Across the whole pipeline a human takes only four kinds of action:

  • Open an issue from the feature or bug template to start a feature. When you already have a Claude plan document, open from the Specification (from Claude plan) template (spec.md) and paste the plan into the body instead. That template applies a plan:provided marker, which puts the pipeline into translation mode: sdd-spec translates the plan into a structured spec rather than authoring one from a slim description, and sdd-triage translates the plan's architecture section into the architecture record. The marker clears once the architecture PR opens (or, on the fast path, the stub spec PR).
  • Comment a command to steer: /spec, /fastpath (or its alias /agile), /triage, /approve, /dispatch, /revise, or /execute. See the command table in shared/sdd-interaction.md.
  • Review and merge PRs. Merging a PR is the approval signal that advances the pipeline. No agent merges a PR; merge authority stays with humans and consumer CI.
  • Answer needs-human. When an agent cannot safely proceed, it applies the needs-human label and posts one comment with the blocker. Answer in a comment and clear the label; the agent re-reads the thread and resumes. See ADR 0001 (decisions/0001-needs-human.md in the repository root).

Giving feedback on a pull request

Every pull request the pipeline opens can be sent back for changes instead of merged. Feedback never opens a second pull request; the owning agent updates the existing one.

  • A spec PR or an architecture PR. Comment /revise <note> on the pull request.
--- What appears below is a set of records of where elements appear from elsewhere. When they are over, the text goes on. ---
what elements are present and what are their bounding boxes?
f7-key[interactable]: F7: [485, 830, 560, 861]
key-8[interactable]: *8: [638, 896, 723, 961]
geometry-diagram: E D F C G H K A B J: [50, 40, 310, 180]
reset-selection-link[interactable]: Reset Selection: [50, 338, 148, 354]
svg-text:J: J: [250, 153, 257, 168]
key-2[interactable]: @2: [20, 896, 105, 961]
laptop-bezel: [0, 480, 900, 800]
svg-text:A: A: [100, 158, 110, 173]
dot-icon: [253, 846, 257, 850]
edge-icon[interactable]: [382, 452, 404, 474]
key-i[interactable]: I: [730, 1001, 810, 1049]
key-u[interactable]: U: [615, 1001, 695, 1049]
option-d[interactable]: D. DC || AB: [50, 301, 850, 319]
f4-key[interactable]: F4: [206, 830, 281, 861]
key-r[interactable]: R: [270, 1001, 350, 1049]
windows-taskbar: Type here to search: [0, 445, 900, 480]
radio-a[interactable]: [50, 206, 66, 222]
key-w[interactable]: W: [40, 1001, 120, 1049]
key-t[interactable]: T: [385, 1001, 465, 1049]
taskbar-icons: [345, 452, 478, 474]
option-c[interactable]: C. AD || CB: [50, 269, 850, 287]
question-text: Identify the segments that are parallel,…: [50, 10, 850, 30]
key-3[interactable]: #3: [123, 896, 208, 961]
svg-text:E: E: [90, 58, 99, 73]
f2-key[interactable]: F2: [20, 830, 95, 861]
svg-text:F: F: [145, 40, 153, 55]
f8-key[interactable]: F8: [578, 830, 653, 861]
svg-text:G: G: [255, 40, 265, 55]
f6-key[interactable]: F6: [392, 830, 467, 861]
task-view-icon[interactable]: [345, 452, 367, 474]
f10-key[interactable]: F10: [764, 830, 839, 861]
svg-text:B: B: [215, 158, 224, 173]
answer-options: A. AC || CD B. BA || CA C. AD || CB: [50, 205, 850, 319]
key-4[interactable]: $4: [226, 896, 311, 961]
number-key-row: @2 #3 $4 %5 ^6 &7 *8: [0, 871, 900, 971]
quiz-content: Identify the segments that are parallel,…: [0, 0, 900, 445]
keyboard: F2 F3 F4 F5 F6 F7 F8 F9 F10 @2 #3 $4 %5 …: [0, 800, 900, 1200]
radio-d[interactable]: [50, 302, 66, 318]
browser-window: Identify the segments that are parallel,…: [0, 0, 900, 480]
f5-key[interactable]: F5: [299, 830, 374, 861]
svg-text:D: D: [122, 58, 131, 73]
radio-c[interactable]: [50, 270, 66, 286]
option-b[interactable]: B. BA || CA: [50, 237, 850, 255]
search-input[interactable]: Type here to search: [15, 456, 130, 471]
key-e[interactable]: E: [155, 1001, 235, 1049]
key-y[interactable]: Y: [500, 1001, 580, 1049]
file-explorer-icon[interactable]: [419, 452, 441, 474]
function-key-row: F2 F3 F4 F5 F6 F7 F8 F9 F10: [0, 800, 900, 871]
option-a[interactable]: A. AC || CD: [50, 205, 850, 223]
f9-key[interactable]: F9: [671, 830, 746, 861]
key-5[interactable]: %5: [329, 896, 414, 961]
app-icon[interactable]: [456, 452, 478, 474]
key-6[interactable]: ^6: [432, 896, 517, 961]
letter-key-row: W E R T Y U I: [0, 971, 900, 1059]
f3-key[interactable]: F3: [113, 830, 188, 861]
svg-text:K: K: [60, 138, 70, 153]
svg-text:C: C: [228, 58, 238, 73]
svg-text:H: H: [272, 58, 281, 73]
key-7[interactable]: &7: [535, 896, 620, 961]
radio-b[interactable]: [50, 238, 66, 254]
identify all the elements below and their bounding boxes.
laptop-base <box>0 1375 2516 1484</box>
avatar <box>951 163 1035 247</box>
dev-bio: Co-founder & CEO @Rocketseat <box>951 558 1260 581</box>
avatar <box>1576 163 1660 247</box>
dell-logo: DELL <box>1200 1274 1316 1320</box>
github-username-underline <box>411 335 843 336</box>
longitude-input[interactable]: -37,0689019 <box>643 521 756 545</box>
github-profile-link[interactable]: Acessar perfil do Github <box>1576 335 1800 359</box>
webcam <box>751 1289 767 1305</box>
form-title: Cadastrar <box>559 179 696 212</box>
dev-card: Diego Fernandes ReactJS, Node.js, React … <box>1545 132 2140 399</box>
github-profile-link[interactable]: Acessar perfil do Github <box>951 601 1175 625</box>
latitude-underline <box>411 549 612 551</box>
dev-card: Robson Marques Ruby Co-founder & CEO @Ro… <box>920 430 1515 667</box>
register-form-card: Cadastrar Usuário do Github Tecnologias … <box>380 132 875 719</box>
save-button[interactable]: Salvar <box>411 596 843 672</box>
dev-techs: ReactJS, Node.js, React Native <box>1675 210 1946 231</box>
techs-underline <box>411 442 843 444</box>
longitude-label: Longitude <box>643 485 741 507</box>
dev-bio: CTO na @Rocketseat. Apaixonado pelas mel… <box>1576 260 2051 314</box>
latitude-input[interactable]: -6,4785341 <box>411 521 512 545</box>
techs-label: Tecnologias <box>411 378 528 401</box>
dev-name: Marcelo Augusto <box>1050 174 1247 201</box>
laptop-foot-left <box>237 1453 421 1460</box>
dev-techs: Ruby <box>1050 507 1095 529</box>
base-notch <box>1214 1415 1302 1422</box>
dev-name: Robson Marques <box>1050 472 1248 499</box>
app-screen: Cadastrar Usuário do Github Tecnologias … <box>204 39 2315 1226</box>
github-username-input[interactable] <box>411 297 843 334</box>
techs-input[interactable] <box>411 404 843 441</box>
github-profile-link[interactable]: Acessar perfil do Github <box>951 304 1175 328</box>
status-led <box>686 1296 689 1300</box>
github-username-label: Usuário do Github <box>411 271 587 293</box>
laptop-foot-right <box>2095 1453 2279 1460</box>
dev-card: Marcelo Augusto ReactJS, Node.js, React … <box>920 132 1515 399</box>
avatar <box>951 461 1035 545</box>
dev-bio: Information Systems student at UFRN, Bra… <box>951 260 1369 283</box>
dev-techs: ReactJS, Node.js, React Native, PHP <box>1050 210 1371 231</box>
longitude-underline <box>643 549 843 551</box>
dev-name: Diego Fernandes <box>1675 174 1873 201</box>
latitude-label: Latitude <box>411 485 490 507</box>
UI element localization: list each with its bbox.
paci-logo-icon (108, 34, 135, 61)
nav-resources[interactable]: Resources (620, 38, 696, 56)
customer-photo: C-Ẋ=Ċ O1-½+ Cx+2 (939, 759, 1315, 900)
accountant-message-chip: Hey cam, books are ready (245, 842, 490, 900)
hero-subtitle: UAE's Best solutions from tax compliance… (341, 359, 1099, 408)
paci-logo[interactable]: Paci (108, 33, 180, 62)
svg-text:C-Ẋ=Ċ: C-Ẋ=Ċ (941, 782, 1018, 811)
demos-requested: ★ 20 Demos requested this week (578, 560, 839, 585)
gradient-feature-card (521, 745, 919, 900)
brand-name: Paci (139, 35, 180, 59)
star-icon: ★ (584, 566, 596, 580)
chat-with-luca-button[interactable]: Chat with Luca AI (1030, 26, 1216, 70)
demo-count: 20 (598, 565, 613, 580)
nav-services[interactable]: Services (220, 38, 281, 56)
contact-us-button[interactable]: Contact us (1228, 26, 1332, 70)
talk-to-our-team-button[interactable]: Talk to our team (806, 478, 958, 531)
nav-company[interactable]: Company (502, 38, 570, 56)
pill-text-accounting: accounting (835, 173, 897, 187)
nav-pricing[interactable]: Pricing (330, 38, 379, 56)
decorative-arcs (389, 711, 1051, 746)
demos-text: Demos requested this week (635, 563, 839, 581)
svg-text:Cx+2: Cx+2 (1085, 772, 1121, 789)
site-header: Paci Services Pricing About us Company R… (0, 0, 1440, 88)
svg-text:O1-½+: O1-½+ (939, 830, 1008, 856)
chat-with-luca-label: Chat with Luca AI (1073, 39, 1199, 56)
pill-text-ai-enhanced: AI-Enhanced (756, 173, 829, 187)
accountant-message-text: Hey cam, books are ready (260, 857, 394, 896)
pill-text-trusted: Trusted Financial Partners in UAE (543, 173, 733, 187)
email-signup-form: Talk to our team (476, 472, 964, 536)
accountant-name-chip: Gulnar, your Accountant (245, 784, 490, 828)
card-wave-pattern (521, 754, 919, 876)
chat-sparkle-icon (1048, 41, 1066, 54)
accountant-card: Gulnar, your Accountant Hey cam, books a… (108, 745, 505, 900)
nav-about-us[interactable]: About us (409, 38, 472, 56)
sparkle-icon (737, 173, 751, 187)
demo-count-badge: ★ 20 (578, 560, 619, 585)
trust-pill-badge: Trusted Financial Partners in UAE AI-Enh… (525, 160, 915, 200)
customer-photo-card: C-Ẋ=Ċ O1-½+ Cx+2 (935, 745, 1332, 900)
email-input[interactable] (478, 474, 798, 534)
The owning agent — sdd-spec or sdd-triage — re-runs with the note as an added instruction and updates the same pull request. Repeat until it is right, then merge.
  • An implementation PR. Leave an inline review comment on the diff, or comment /revise <note> on the pull request. sdd-execute pushes follow-up commits to the same branch addressing it. A comment that needs a human decision is escalated through needs-human instead.

Where state lives

  • The spec and the architecture record are committed files, reviewed and merged as PRs and rendered into this docs site.
  • Tasks are GitHub sub-issues linked to the tracking issue.
  • Lifecycle is a single sdd:* label on the tracking issue.
  • Every human decision point is an issue or PR comment.

Validation is advisory by design. sdd-validate posts findings and escalates blockers through needs-human, but it is never a required status check and never blocks a merge. Human review plus consumer CI is the only merge gate.

Verification

  • Open a test issue from the feature template and confirm it carries both the kind:feature and sdd:spec labels.
  • Confirm templates/.github/labels.yml defines all eight sdd:* lifecycle labels, the sdd:dispatched, sdd:approved, plan:provided, and sdd:spike-resolved markers, the kind:spike label, and all three model:* tier labels.
  • Confirm shared/sdd-interaction.md states the lifecycle state machine, the command table, and the needs-human contract, and references decisions/0001-needs-human.md.